The number of patients is 172, but only 150 have radiology tests?

How did you diagnose CPA in the patients with no radiology information?

Answer:

The population of 172 patients included patients suspected of and/or confirmed infected with TB/NTM based upon inclusion and exclusion criteria. The study has included persons with TB exposure, and if the TB-skintest or IGRA was negative, and the persons did not have symptoms, there was no further assessment according to national standards.

As TB and NTM is considered severe diseases of special status in Denmark, all patients diagnosed are subject to mandatory reporting to Statens Serum Institut (SSI) under the Danish Ministry of Health. As such known exposure to infected persons warrant clinical investigatory processes at the hospital despite the lack of symptoms and otherwise suspicion of infection. A clinical consideration can be made, during the first clinical contact, in order to conduct watch-full waiting and refrain from having radiographic imagery conducted according to national health standards. This explain why only 150 patients had conventional X-rays conducted during the study period, as we included the entire population of first initial clinical contacts during the study period which includes latent TB as well as non-infected individuals.

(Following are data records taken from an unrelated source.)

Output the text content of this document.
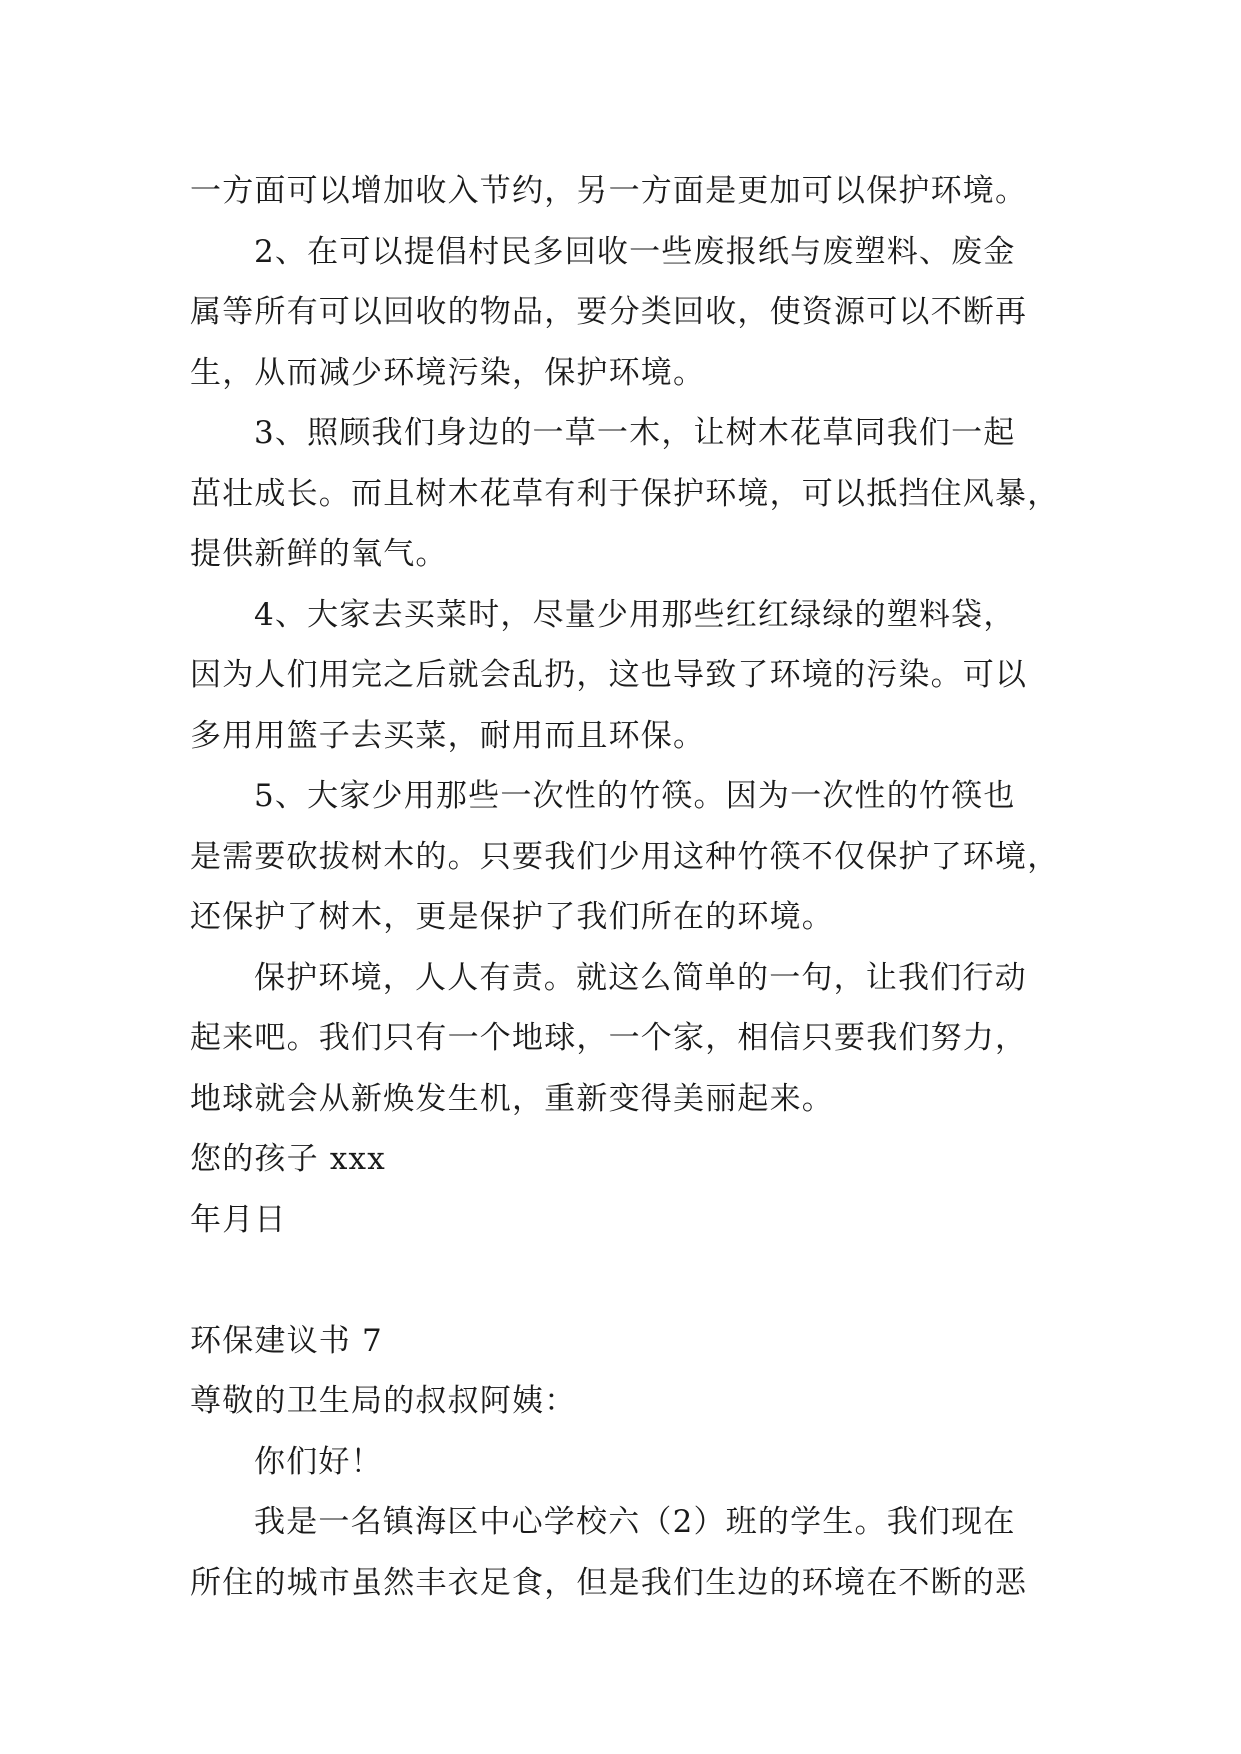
一方面可以增加收入节约，另一方面是更加可以保护环境。
2、在可以提倡村民多回收一些废报纸与废塑料、废金
属等所有可以回收的物品，要分类回收，使资源可以不断再
生，从而减少环境污染，保护环境。
3、照顾我们身边的一草一木，让树木花草同我们一起
茁壮成长。而且树木花草有利于保护环境，可以抵挡住风暴，
提供新鲜的氧气。
4、大家去买菜时，尽量少用那些红红绿绿的塑料袋，
因为人们用完之后就会乱扔，这也导致了环境的污染。可以
多用用篮子去买菜，耐用而且环保。
5、大家少用那些一次性的竹筷。因为一次性的竹筷也
是需要砍拔树木的。只要我们少用这种竹筷不仅保护了环境，
还保护了树木，更是保护了我们所在的环境。
保护环境，人人有责。就这么简单的一句，让我们行动
起来吧。我们只有一个地球，一个家，相信只要我们努力，
地球就会从新焕发生机，重新变得美丽起来。
您的孩子 xxx
年月日
环保建议书 7
尊敬的卫生局的叔叔阿姨：
你们好！
我是一名镇海区中心学校六（2）班的学生。我们现在
所住的城市虽然丰衣足食，但是我们生边的环境在不断的恶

An elaborating  paragraph has been added to section 2.2 page 2, line 86-93.

POINT 7

Could you please add the number of patients in every population for table 3?

Answer:

Patients pr. group in the population is placed in every table on the first row.

POINT 8

Did all 172 patients at baseline were included in the follow up?

Answer:

As demonstrated in figure 1 on page 4, 172 patients were included according to the inclusion criteria – ICD10, study period, initial clinical contact etc. 38 patients were excluded prior to data collection due to lack/miscoding of relevant ICD10 and first initial contact prior to study period.

The 172 patients were reviewed according to the principles described in section 2.2. page 2, line 66. Follow-up (FU) was defined as the period from time of referral until death, loss-to-follow-up, or December 31st, 2020 for all included in the study.

POINT 9

Page 9: Furthermore, we found no significant difference in mortality between the groups during our study period.

Please add the mortality rate in each group, probably in the table or texts.

Answer:

The recorded deaths are disclosed in table 3 page 8. The Cause of death is however not included, as we did not have permission to access the Death Registry of Denmark.

POINT 10

Could you add the information about the species of NTM detected in your patients?

Answer:

The underlying NTM species have been added to table 3 as requested. See page 8 - 9.

We hope that the corrections are sufficient, and we look forward to be hearing from you.

 

Yours sincerely

on the behalf of the authors

Frederik Pors Klinting

Department of Respiratory Medicine, Odense University Hospital, Denmark.

Institute of Clinical Research, University of Southern Denmark, Denmark.